- Born: 20 August 1950 Birmingham, England
- Died: 2 January 2023 (aged 72)
- Education: St John's College, Cambridge; Royal College of Music;
- Occupations: Composer; academic teacher;
- Organization: Birmingham Conservatoire
- Website: www.andrewdownes.com

= Andrew Downes (composer) =

British composer (1950–2023)

Andrew Downes (20 August 1950 – 2 January 2023) was a British classical composer. He was head of the School of Composition and Creative Studies at Birmingham Conservatoire from 1992 until 2005. His compositions have been performed and broadcast internationally.

== Early life ==
Downes was born in Handsworth, Birmingham. He attended St. John's College, Cambridge, on a scholarship, receiving his master's degree in composition. In 1974 he studied with Herbert Howells at the Royal College of Music. Downes was head of the School of Composition and Creative Studies at Birmingham Conservatoire from 1992 until 2005, when he retired due to ill health. He kept working as a freelance composer.

== Career ==
In addition to live performances, Downes' music has been broadcast on BBC Radios 2, 3, and 4, BBC TV, France Musique, Italian TV, Austrian Radio, Dutch Radio, Czech Radio, and Central Peking Radio. Seventeen CDs have been made of his music.

His compositions include two substantial choral cantatas. The Marshes of Glynn for the Royal opening of the Adrian Boult Hall in Birmingham in 1986. Song of the Prairies for soprano, mezzo-soprano, tenor and bass soloists, semi-choir of high voices, full chorus and orchestra, is a setting of the 1833 poem 'The Prairies' by William Cullen Bryant. It was commissioned by Shrewsbury School and first performed there in April 1989, directed by John Rutter. Both works have been recorded. There are also three earlier "dramatic cantatas", The Death of Goliath (1978), Cain and Abel (1981) and A Child is Singing (1981), the latter inspired by Adrian Mitchell’s antiwar poem and Hiroshima testimony.

The orchestral showpiece Centenary Fire Dances was first performed for the City of Birmingham's Centenary Festival of Fireworks and Music in 1988. Downes wrote an overture, In The Cotswolds, for the opening of the 1986 Three Choirs Festival, performed by the Gloucestershire Youth Orchestra under Mark Foster. Other orchestral works include the Concerto for Two Guitars, written for Simon Dinnigan and Fred T. Baker and the strings of the City of Birmingham Symphony Orchestra, and the overture Towards a New Age, commissioned for the 150th anniversary of the British Institution of Mechanical Engineers which was premiered at the Symphony Hall, Birmingham, by the Royal Philharmonic Orchestra in 1997.

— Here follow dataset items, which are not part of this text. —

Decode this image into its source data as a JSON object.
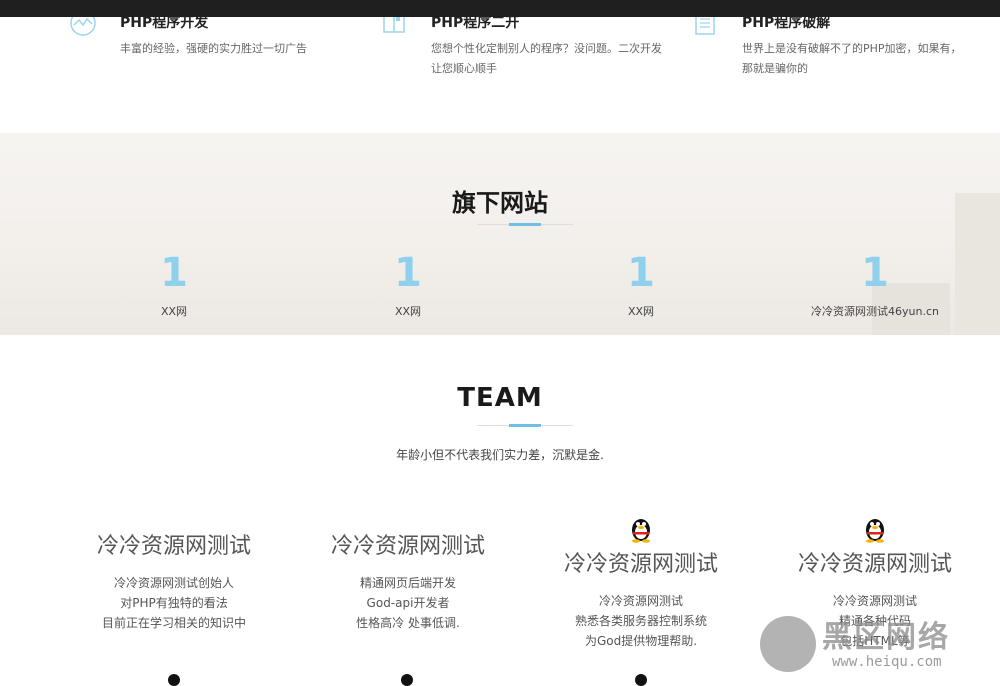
{
  "services": [
    {
      "icon": "chart-wave-icon",
      "title": "PHP程序开发",
      "desc": "丰富的经验，强硬的实力胜过一切广告"
    },
    {
      "icon": "book-icon",
      "title": "PHP程序二开",
      "desc": "您想个性化定制别人的程序？没问题。二次开发让您顺心顺手"
    },
    {
      "icon": "document-icon",
      "title": "PHP程序破解",
      "desc": "世界上是没有破解不了的PHP加密，如果有，那就是骗你的"
    }
  ],
  "sites": {
    "title": "旗下网站",
    "items": [
      {
        "num": "1",
        "label": "XX网"
      },
      {
        "num": "1",
        "label": "XX网"
      },
      {
        "num": "1",
        "label": "XX网"
      },
      {
        "num": "1",
        "label": "冷冷资源网测试46yun.cn"
      }
    ]
  },
  "team": {
    "title": "TEAM",
    "subtitle": "年龄小但不代表我们实力差，沉默是金.",
    "members": [
      {
        "name": "冷冷资源网测试",
        "avatar": false,
        "lines": [
          "冷冷资源网测试创始人",
          "对PHP有独特的看法",
          "目前正在学习相关的知识中"
        ]
      },
      {
        "name": "冷冷资源网测试",
        "avatar": false,
        "lines": [
          "精通网页后端开发",
          "God-api开发者",
          "性格高冷 处事低调."
        ]
      },
      {
        "name": "冷冷资源网测试",
        "avatar": true,
        "lines": [
          "冷冷资源网测试",
          "熟悉各类服务器控制系统",
          "为God提供物理帮助."
        ]
      },
      {
        "name": "冷冷资源网测试",
        "avatar": true,
        "lines": [
          "冷冷资源网测试",
          "精通各种代码",
          "包括HTML等"
        ]
      }
    ]
  },
  "watermark": {
    "text": "黑区网络",
    "url": "www.heiqu.com"
  },
  "colors": {
    "accent": "#6ec1e4",
    "stat": "#8fd0ec",
    "topbar": "#1f1f1f"
  }
}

His vocal music includes songs for the Cantamus Girls Choir, song cycles for Sarah Walker and the tenor John Mitchinson broadcast on BBC Radio 3, and anthems for the BBC 4 Daily Service.

He composed music for horns, including Sonata for Eight Horns for the Horn Octet of the University of New Mexico and Suite for Six Horns for the Vienna Horn Society. After a successful recording of Sonata for Eight Horns by hornists of the Czech Philharmonic Orchestra, Downes was commissioned to write Concerto for four Horns and Orchestra for the orchestra, played at the Dvorak Hall in Prague in February and March 2002. In March 2003 the work was recorded for broadcast by Czech Radio. In 2005, Downes returned to Prague hear the Czech Philharmonic Horns play his Five Dramatic Pieces for Eight Wagner Tubas. There is also a Suite for Brass Sextet, written for the Czech Philharmonic Brass.

Downes composed Song of the Eagle for the James Madison University Flute Choir of Virginia, and Concerto for Two Pianos for the Duo Scaramouche, Sonata for Eight Pianists for soloists from France, Italy and Britain. He wrote Mela Kamavardhani for Indo-Jazz Fusions musicians in Calcutta, Delhi, and Bombay, and Fanfare for Madam Speaker for the installation of Betty Boothroyd MP as Chancellor of the Open University in 1994.

== Personal life ==
Downes was born on 20 August, 1950 to parents Frank and Iris Downes. Frank Downes was a hornist, and [Frank's] brother was a violist.

Downes married his wife, Cynthia, in 1976. She helped him compile the librettos of his dramatic cantatas and published his music under the company name Lynwood Music. They had two daughters, Anna and Paula; two grandsons, Oscar and Maxwell; and two granddaughters, Persephone and Emilia. Both of the Downes daughters became musicians: Anna is a violinist and Paula is a soprano as well as chief executive of Lynwood Music since 2013.

Andrew Downes died on 2 January 2023, at age 72. He died from complications from ankylosing spondylitis; he suffered an accident in 2009 which led to permanent paraplegia.

== Legacy ==
A performance prize in his name, and supported by his family, was begun by Birmingham Conservatoire during his lifetime.